The album was released on January 17, 2020 as a love song to Ashley, but is also a statement on mental health and the LGBTQ+ community. As a bisexual, bipolar, and androgynous figure, Halsey has endured her fair share of trauma. Over the years, she has disclosed her abuse, mental health struggle, and drug and alcohol addictions. She has experienced homelessness and living on the fringes of society. And before she found music to channel her energy and trauma, her mental health struggle was much greater. As a member of the LGBTQ+ community and a bipolar person, the histories of her people have been plagued by trauma. For Halsey, her “trauma serves as a point of entry into a vast archive of feelings, the many forms of love, rage, intimacy, grief, shame, and more that are a part of the vibrancy” of her music (Cvetkovich, 7). Her songs are a window into her past and a celebration of the histories of her communities. “Alanis’ Interlude,” has been named a queer anthem, and Manic as a collection is an example of the complex emotions felt by someone with a mental illness. Although progress has been made, mental illness is still largely stigmatized, especially for women, who experience mental illness at a greater rate. The LGBTQ+ has recently experienced additional traumas, such as rollbacks on healthcare and the merciless killings of several black trans women.

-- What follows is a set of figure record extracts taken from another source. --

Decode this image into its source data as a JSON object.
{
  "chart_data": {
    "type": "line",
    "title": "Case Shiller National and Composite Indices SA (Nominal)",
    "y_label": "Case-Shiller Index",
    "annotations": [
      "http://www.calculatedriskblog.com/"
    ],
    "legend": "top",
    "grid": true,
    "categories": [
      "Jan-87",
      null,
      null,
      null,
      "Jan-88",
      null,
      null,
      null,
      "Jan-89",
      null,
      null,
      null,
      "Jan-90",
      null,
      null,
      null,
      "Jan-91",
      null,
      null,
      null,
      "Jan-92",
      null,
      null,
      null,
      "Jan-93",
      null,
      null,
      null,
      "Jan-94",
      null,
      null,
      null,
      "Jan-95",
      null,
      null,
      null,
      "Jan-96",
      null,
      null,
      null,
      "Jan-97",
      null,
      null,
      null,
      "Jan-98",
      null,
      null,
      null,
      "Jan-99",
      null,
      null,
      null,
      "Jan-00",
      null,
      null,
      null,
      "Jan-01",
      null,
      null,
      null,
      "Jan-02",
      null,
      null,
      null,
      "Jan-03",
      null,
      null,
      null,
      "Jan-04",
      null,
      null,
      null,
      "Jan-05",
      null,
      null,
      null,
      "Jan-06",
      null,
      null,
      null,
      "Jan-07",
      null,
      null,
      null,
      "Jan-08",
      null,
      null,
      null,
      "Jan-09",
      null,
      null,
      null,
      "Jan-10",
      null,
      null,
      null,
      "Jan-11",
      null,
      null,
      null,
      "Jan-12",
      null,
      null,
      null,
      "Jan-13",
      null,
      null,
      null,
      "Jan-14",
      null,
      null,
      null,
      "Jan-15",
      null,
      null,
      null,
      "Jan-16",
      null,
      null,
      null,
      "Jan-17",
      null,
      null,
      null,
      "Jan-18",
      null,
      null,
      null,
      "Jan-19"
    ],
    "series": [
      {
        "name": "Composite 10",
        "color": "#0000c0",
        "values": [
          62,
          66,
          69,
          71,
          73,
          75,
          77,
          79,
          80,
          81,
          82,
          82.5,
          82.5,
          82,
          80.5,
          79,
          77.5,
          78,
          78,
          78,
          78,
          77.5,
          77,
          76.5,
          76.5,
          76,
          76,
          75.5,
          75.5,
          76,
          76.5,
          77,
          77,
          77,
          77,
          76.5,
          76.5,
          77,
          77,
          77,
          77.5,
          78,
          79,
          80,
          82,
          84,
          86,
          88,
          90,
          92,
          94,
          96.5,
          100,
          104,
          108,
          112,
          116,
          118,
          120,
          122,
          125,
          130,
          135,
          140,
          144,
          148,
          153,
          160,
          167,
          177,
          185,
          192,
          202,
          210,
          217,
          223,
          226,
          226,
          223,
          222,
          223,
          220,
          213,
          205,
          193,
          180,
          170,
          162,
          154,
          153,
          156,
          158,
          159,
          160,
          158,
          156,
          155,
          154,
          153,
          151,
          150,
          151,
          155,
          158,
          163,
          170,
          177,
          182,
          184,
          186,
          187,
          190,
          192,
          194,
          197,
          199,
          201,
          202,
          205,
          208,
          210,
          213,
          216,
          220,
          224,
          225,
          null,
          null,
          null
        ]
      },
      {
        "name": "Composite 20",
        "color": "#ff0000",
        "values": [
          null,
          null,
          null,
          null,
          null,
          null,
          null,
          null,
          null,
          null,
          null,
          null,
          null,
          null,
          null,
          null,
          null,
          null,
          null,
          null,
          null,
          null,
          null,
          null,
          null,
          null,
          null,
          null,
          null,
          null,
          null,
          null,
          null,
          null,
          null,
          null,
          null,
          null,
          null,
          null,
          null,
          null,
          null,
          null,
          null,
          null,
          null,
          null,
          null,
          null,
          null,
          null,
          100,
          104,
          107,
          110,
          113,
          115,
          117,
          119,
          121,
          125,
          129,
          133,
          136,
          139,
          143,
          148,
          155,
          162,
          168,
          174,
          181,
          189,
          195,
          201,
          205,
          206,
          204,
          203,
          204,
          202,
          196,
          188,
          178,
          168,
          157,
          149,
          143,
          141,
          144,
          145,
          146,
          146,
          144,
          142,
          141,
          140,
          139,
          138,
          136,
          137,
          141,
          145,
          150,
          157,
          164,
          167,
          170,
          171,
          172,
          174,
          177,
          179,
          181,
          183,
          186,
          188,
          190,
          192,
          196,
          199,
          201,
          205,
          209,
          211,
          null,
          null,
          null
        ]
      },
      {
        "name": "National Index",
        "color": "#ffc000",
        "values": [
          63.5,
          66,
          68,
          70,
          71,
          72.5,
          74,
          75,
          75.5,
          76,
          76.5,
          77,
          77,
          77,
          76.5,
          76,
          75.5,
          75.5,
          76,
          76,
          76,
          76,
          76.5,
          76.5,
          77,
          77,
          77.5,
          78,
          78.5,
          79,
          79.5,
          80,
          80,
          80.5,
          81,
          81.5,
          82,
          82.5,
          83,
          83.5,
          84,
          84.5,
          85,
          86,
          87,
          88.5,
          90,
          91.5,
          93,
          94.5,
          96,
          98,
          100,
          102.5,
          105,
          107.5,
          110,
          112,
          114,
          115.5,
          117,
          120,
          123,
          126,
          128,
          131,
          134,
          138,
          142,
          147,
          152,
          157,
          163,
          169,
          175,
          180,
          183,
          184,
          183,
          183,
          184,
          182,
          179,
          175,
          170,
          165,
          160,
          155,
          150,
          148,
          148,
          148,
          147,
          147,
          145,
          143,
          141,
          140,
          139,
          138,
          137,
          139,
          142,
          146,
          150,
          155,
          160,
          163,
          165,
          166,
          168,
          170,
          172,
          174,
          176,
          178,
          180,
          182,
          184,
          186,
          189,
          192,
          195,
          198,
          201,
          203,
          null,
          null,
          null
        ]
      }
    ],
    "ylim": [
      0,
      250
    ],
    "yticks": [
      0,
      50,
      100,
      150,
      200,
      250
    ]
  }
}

Although Halsey’s journey will never be complete, Manic has aided in her healing process.  Manic pushed Halsey to dive deep into the parts of her that were not yet healed and forced her to love every piece of who she is and every mistake she has ever made. Manic is her most raw, honest album to date that wrestles with issues of self-loathing, regret, and all the emotions between. Her heartfelt and meaningful album was written as a love letter to her manic self, whom she learned to embrace by creating Manic.

References

CVETKOVICH, ANN. An Archive of Feelings: Trauma, Sexuality, and Lesbian Public Cultures. Duke University Press, 2003. JSTOR, www.jstor.org/stable/j.ctv113139r. Accessed 20 June 2020.

Mandelup, Liza, director. A Conversation About Bipolar Disorder. Halsey — A Conversation About Bipolar Disorder (Artist Spotlight Stories), YouTube Music, 21 May 2020, www.youtube.com/watch?v=ipb9rhCl-RU.

 

This piece is part of the on-going series “The Social and Political Commentary of Music Reviews,” which is part of an Alternative Journalism course at Tulane University taught by Dr. Christine Capetola.